Das neue Bestattungsgesetz NRW | 26.08.2002 |

Im nordrhein-westfälischen Bestattungsgesetz geht es aus Sicht der Bürger nicht um Trauer, Trost und einen geglückten letzten Abschied, sondern um Ordnung, Funktion und auch um eine Menge Umsatz auf und rund um die Friedhöfe.

Das neue Gesetzt räumt dem Verbraucher mehr Freiheit ein, überträgt ihm aber auch mehr Eigenverantwortung.

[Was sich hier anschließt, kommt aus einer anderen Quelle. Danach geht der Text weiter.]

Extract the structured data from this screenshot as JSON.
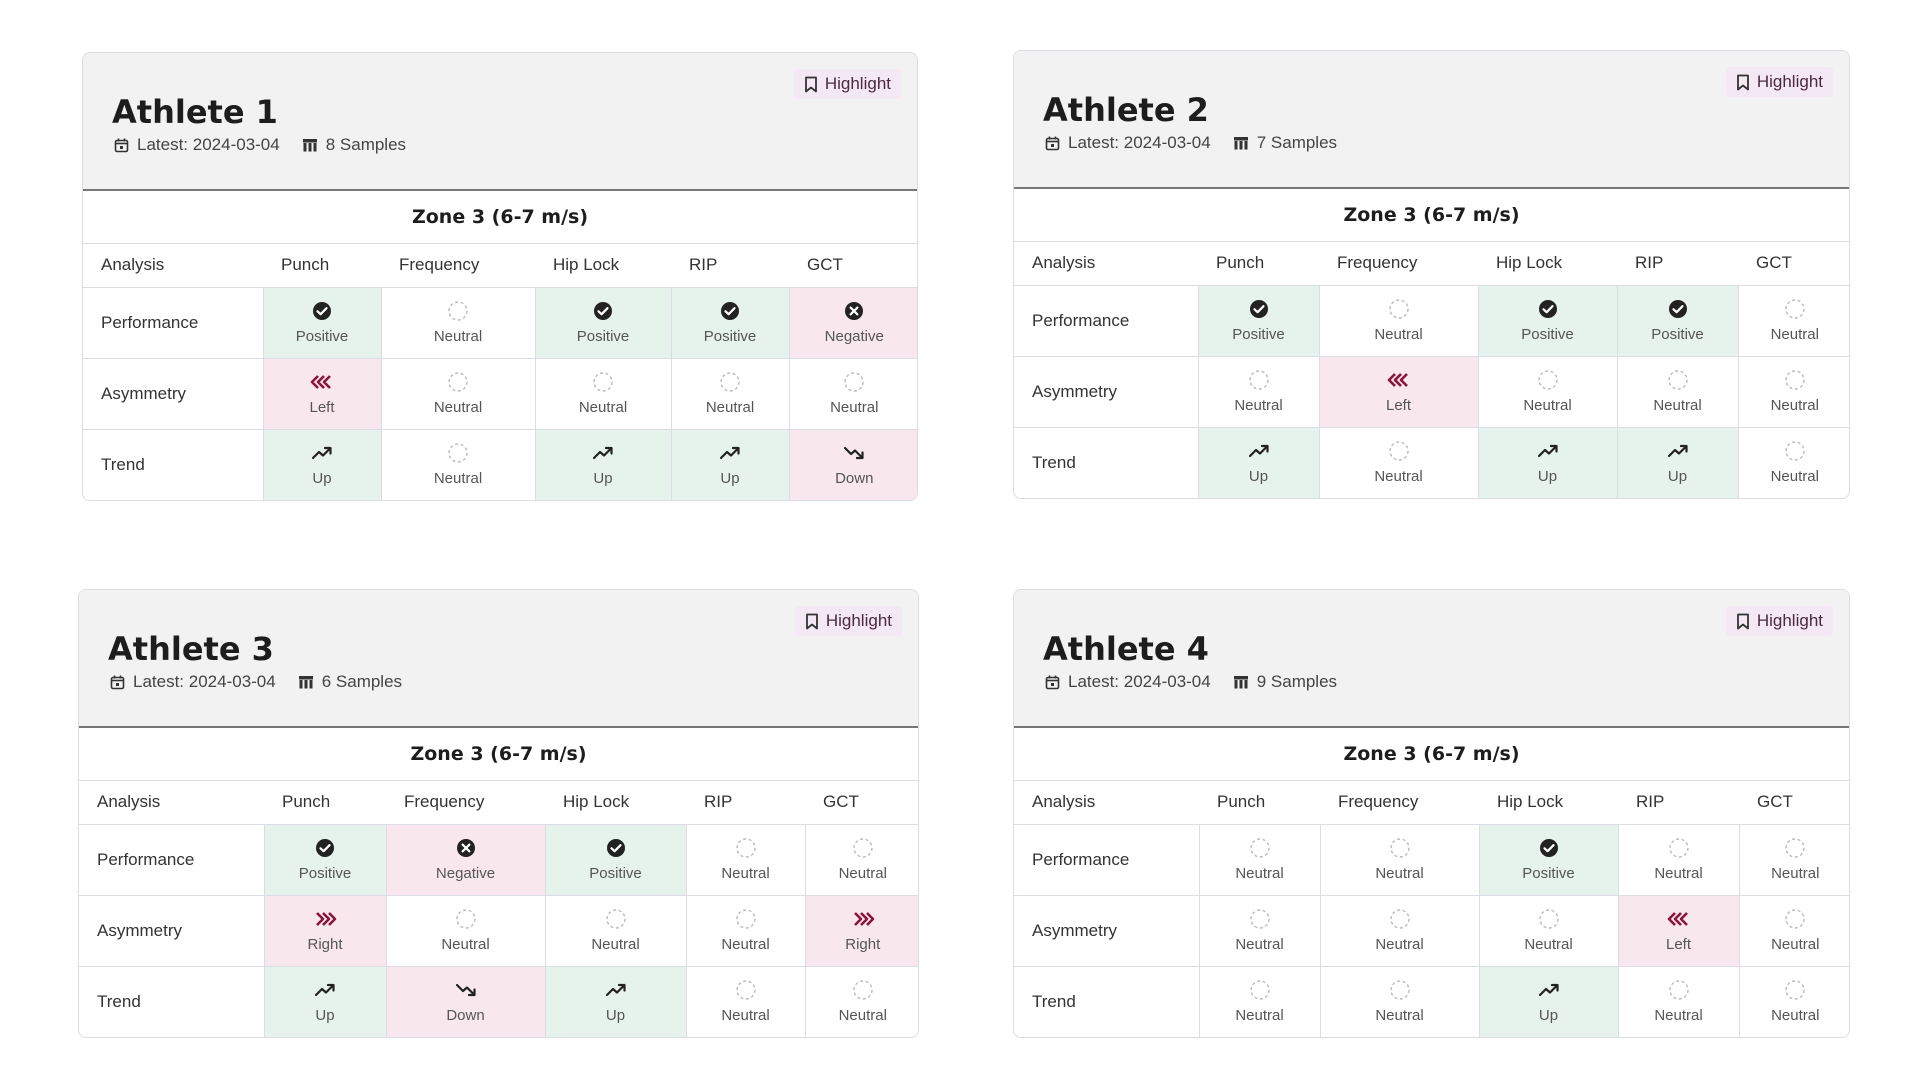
{
  "highlight_label": "Highlight",
  "zone_title": "Zone 3 (6-7 m/s)",
  "columns": [
    "Analysis",
    "Punch",
    "Frequency",
    "Hip Lock",
    "RIP",
    "GCT"
  ],
  "rows": [
    "Performance",
    "Asymmetry",
    "Trend"
  ],
  "colors": {
    "positive_bg": "#e6f3ec",
    "negative_bg": "#f8e8ee",
    "accent": "#8a1538"
  },
  "athletes": [
    {
      "name": "Athlete 1",
      "latest": "Latest: 2024-03-04",
      "samples": "8 Samples",
      "cells": [
        [
          {
            "s": "pos",
            "icon": "check-circle-icon",
            "label": "Positive"
          },
          {
            "s": "neu",
            "icon": "dashed-circle-icon",
            "label": "Neutral"
          },
          {
            "s": "pos",
            "icon": "check-circle-icon",
            "label": "Positive"
          },
          {
            "s": "pos",
            "icon": "check-circle-icon",
            "label": "Positive"
          },
          {
            "s": "neg",
            "icon": "x-circle-icon",
            "label": "Negative"
          }
        ],
        [
          {
            "s": "neg",
            "icon": "left-arrows-icon",
            "label": "Left"
          },
          {
            "s": "neu",
            "icon": "dashed-circle-icon",
            "label": "Neutral"
          },
          {
            "s": "neu",
            "icon": "dashed-circle-icon",
            "label": "Neutral"
          },
          {
            "s": "neu",
            "icon": "dashed-circle-icon",
            "label": "Neutral"
          },
          {
            "s": "neu",
            "icon": "dashed-circle-icon",
            "label": "Neutral"
          }
        ],
        [
          {
            "s": "pos",
            "icon": "trend-up-icon",
            "label": "Up"
          },
          {
            "s": "neu",
            "icon": "dashed-circle-icon",
            "label": "Neutral"
          },
          {
            "s": "pos",
            "icon": "trend-up-icon",
            "label": "Up"
          },
          {
            "s": "pos",
            "icon": "trend-up-icon",
            "label": "Up"
          },
          {
            "s": "neg",
            "icon": "trend-down-icon",
            "label": "Down"
          }
        ]
      ]
    },
    {
      "name": "Athlete 2",
      "latest": "Latest: 2024-03-04",
      "samples": "7 Samples",
      "cells": [
        [
          {
            "s": "pos",
            "icon": "check-circle-icon",
            "label": "Positive"
          },
          {
            "s": "neu",
            "icon": "dashed-circle-icon",
            "label": "Neutral"
          },
          {
            "s": "pos",
            "icon": "check-circle-icon",
            "label": "Positive"
          },
          {
            "s": "pos",
            "icon": "check-circle-icon",
            "label": "Positive"
          },
          {
            "s": "neu",
            "icon": "dashed-circle-icon",
            "label": "Neutral"
          }
        ],
        [
          {
            "s": "neu",
            "icon": "dashed-circle-icon",
            "label": "Neutral"
          },
          {
            "s": "neg",
            "icon": "left-arrows-icon",
            "label": "Left"
          },
          {
            "s": "neu",
            "icon": "dashed-circle-icon",
            "label": "Neutral"
          },
          {
            "s": "neu",
            "icon": "dashed-circle-icon",
            "label": "Neutral"
          },
          {
            "s": "neu",
            "icon": "dashed-circle-icon",
            "label": "Neutral"
          }
        ],
        [
          {
            "s": "pos",
            "icon": "trend-up-icon",
            "label": "Up"
          },
          {
            "s": "neu",
            "icon": "dashed-circle-icon",
            "label": "Neutral"
          },
          {
            "s": "pos",
            "icon": "trend-up-icon",
            "label": "Up"
          },
          {
            "s": "pos",
            "icon": "trend-up-icon",
            "label": "Up"
          },
          {
            "s": "neu",
            "icon": "dashed-circle-icon",
            "label": "Neutral"
          }
        ]
      ]
    },
    {
      "name": "Athlete 3",
      "latest": "Latest: 2024-03-04",
      "samples": "6 Samples",
      "cells": [
        [
          {
            "s": "pos",
            "icon": "check-circle-icon",
            "label": "Positive"
          },
          {
            "s": "neg",
            "icon": "x-circle-icon",
            "label": "Negative"
          },
          {
            "s": "pos",
            "icon": "check-circle-icon",
            "label": "Positive"
          },
          {
            "s": "neu",
            "icon": "dashed-circle-icon",
            "label": "Neutral"
          },
          {
            "s": "neu",
            "icon": "dashed-circle-icon",
            "label": "Neutral"
          }
        ],
        [
          {
            "s": "neg",
            "icon": "right-arrows-icon",
            "label": "Right"
          },
          {
            "s": "neu",
            "icon": "dashed-circle-icon",
            "label": "Neutral"
          },
          {
            "s": "neu",
            "icon": "dashed-circle-icon",
            "label": "Neutral"
          },
          {
            "s": "neu",
            "icon": "dashed-circle-icon",
            "label": "Neutral"
          },
          {
            "s": "neg",
            "icon": "right-arrows-icon",
            "label": "Right"
          }
        ],
        [
          {
            "s": "pos",
            "icon": "trend-up-icon",
            "label": "Up"
          },
          {
            "s": "neg",
            "icon": "trend-down-icon",
            "label": "Down"
          },
          {
            "s": "pos",
            "icon": "trend-up-icon",
            "label": "Up"
          },
          {
            "s": "neu",
            "icon": "dashed-circle-icon",
            "label": "Neutral"
          },
          {
            "s": "neu",
            "icon": "dashed-circle-icon",
            "label": "Neutral"
          }
        ]
      ]
    },
    {
      "name": "Athlete 4",
      "latest": "Latest: 2024-03-04",
      "samples": "9 Samples",
      "cells": [
        [
          {
            "s": "neu",
            "icon": "dashed-circle-icon",
            "label": "Neutral"
          },
          {
            "s": "neu",
            "icon": "dashed-circle-icon",
            "label": "Neutral"
          },
          {
            "s": "pos",
            "icon": "check-circle-icon",
            "label": "Positive"
          },
          {
            "s": "neu",
            "icon": "dashed-circle-icon",
            "label": "Neutral"
          },
          {
            "s": "neu",
            "icon": "dashed-circle-icon",
            "label": "Neutral"
          }
        ],
        [
          {
            "s": "neu",
            "icon": "dashed-circle-icon",
            "label": "Neutral"
          },
          {
            "s": "neu",
            "icon": "dashed-circle-icon",
            "label": "Neutral"
          },
          {
            "s": "neu",
            "icon": "dashed-circle-icon",
            "label": "Neutral"
          },
          {
            "s": "neg",
            "icon": "left-arrows-icon",
            "label": "Left"
          },
          {
            "s": "neu",
            "icon": "dashed-circle-icon",
            "label": "Neutral"
          }
        ],
        [
          {
            "s": "neu",
            "icon": "dashed-circle-icon",
            "label": "Neutral"
          },
          {
            "s": "neu",
            "icon": "dashed-circle-icon",
            "label": "Neutral"
          },
          {
            "s": "pos",
            "icon": "trend-up-icon",
            "label": "Up"
          },
          {
            "s": "neu",
            "icon": "dashed-circle-icon",
            "label": "Neutral"
          },
          {
            "s": "neu",
            "icon": "dashed-circle-icon",
            "label": "Neutral"
          }
        ]
      ]
    }
  ]
}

Im günstigen Fall werden die neuen Regelungen für den Verbraucher mehr Wettbewerb, höhere Preistransparenz und attraktivere Angebote bringen.
Für die Gewerke wird der Wettbewerb belebter, jahrzehntealte Pfründe werden beschnitten. Auf dem Markt werden sich Angebot und Nachfrage direkter begegnen und entsprechen können.

Von großer Wichtigkeit ist es jedoch, dass auch der Gesetzgeber hier weiterhin die Möglichkeit zu einer wirksamen Kontrolle behält, damit der kulturelle Wert der Friedhöfe und der Bestattungskultur unter den Bedingungen der Liberalisierung nicht verloren geht.

Die Regelungen zur Liberalisierung des Bestattungsmarkts müssen eine ausgleichende Gerechtigkeit bewirken. Die Liberalisierung der Trägerschaft der Friedhöfe geben den Wirtschaftsunternehmen mehr Freiheit. Im Gegenzug ist eine Liberalisierung des Friedhofszwangs unumgänglich. So dass auch der Verbraucher mehr Freiheit - für Wahl und Entscheidung auf dem Bestattungsmarkt erhält. Die parlamentarischen Beratungen haben begonnen und werden bis zur Verabschiedung des Gesetzes Ende des Jahres an Hektik zunehmen. Es lohnt sich genau hin zu hören, denn es geht uns alle an. Es wird über unsere Freiheit entschieden. Um mehr Freiheit durch Beendigung des Friedhofszwangs oder die weitere Freiheitsbegrenzung durch die Pflicht zur Urnenbestattung auf Friedhöfen; dann gegebenenfalls nicht nur auf öffentlichen, sondern auch auf privaten Friedhöfen.